While it is not surprising that death is a prevalent theme in Hector Abad’s memoir, love provides an equally strong counterbalance. His father’s presence in family life generated trust, tolerance and a spirit of happiness. Both mother and father inherited a somewhat “dark Catholicism” mixed with confidence in human reason. His mother maintained a proportion of the mystic, while his father’s humanism emphasized reason more than faith. But the father could be brought to tears by poetry, and his mother’s gift for business not only kept the economy of the family stable, but also added a touch of materialism to her devotion. In short, contradictory beliefs somehow contributed to domestic harmony.

Abad recounts the details of life in a household of 10 women, recalling with affection the attention given him by his father, while brilliant and witty older sisters dominated his home life. His father’s acceptance and encouragement were total; he believed that the best form of education was happiness, but not baseless happiness. Lessons learned by the son about racial prejudice, personal cowardice and superficial values were the fruits of his father’s principles.

The family history divided in two when Hector’s nearest older sister, “the star of the family,” died of melanoma at the age of 16. The effect on his father was a boundless sadness, which subtly made the idea of death for a just cause more attractive. From that point onward, his father’s sense of social justice became stronger, with a proportionate lack of attention to precaution and personal security.

The account of his death and the subsequent silence about the case, without arrests or suspects, is a well-known Latin American pattern. Hector Abad was 28 years old at the time, and his only recourse was to keep his father’s bloodstained shirt as a concrete memory and “a promise to avenge his death.”

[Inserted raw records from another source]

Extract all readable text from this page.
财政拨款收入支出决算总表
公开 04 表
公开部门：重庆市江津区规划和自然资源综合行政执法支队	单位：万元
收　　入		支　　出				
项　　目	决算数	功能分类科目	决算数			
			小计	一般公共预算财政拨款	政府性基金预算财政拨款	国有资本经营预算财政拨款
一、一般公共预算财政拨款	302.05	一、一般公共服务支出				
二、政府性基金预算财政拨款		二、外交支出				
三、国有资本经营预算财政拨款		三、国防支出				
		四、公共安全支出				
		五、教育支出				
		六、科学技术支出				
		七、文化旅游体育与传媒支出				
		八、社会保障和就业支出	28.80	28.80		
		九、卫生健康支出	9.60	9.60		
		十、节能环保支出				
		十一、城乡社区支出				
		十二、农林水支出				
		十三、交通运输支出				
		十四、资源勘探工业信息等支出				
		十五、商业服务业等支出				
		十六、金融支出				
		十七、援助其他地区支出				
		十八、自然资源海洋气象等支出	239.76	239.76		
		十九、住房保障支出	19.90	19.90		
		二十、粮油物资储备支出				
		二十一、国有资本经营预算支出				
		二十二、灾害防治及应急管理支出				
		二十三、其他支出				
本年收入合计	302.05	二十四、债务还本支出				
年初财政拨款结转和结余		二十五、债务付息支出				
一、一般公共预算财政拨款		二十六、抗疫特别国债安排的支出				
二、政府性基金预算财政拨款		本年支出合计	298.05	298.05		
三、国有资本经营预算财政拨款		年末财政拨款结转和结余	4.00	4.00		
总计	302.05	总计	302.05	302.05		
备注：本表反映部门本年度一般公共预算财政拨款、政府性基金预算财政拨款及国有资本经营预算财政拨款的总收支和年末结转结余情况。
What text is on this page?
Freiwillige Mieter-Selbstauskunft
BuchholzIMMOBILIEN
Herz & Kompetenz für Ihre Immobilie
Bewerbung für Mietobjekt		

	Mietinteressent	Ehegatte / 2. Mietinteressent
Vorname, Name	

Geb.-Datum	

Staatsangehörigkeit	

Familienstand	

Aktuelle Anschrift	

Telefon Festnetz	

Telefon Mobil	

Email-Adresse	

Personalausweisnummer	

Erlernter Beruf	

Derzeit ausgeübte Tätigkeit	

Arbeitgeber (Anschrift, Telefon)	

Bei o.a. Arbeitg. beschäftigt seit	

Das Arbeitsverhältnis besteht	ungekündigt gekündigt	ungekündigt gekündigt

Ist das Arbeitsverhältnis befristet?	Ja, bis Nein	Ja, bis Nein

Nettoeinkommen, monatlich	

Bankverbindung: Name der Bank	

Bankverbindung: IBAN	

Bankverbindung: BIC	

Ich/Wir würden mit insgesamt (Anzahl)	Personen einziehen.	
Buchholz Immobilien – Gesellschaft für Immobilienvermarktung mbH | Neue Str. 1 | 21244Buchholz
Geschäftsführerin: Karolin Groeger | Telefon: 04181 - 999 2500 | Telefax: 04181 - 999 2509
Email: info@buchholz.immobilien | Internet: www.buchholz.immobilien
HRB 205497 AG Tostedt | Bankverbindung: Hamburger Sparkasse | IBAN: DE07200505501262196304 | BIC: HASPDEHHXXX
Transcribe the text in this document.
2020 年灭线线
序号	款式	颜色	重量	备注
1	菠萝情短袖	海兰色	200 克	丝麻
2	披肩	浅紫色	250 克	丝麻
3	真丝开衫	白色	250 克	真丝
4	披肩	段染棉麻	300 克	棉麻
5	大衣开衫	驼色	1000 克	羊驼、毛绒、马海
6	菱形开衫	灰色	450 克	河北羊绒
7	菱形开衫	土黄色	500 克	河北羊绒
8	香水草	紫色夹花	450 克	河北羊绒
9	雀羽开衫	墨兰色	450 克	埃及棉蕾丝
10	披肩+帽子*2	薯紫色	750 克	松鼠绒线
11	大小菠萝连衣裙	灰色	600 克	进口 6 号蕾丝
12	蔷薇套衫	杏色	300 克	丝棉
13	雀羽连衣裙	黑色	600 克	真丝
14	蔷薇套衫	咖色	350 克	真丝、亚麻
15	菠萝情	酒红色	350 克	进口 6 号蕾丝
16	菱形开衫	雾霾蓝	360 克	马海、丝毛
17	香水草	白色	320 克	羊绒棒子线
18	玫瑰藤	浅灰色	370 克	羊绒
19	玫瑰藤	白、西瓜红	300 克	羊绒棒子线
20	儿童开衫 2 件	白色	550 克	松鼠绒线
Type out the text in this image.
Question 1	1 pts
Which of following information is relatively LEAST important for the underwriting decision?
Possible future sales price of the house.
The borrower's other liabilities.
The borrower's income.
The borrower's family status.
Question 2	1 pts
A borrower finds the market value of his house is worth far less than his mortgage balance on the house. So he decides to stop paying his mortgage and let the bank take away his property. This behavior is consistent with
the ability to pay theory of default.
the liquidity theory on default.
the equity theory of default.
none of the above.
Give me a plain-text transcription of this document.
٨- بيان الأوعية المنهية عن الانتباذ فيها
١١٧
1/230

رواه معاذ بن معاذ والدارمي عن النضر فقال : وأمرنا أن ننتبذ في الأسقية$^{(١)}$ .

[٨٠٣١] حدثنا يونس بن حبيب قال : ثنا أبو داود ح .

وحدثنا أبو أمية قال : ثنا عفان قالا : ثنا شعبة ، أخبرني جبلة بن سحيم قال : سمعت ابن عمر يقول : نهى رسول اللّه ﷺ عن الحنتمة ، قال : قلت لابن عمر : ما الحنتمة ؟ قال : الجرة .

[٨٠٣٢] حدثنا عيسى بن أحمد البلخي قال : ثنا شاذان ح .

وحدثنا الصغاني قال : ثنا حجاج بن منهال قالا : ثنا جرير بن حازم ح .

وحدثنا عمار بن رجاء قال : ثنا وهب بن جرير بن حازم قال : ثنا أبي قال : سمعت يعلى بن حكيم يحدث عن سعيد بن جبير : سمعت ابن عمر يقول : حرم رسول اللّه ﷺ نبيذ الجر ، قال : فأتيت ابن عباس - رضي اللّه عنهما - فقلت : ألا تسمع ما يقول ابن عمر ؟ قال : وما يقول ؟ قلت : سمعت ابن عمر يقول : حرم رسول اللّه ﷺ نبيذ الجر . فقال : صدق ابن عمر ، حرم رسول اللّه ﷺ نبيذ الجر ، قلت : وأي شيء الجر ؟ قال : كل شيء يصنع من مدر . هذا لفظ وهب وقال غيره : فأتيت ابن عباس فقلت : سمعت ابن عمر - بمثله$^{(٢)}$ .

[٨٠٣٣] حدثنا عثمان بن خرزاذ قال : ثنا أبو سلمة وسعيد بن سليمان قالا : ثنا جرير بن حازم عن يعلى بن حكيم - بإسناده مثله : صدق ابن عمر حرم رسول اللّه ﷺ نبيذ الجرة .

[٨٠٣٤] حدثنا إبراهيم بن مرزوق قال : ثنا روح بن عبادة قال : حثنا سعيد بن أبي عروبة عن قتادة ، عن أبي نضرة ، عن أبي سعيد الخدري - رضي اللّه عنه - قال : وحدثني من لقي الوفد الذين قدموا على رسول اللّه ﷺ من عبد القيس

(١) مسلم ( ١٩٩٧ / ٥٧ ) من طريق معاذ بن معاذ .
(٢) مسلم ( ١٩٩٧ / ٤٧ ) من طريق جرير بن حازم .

Abad’s father confided in “the evocative power of words” to denounce injustice. Twenty years after his death, his son assumed the father’s wisdom, unfathomed by those who killed him, “to use words to express the truth, a truth that will last longer than their lie.”

The writing of a memoir can allow a son to objectify the events, personality and influence of a deceased father. It can also serve to rescue a loved parent, at least for a time, from oblivion. Upon completion of his book, Hector Abad had fulfilled a personal project and had come to the conclusion that “the only possibility to forget and to forgive consisted in telling what happened and nothing more.”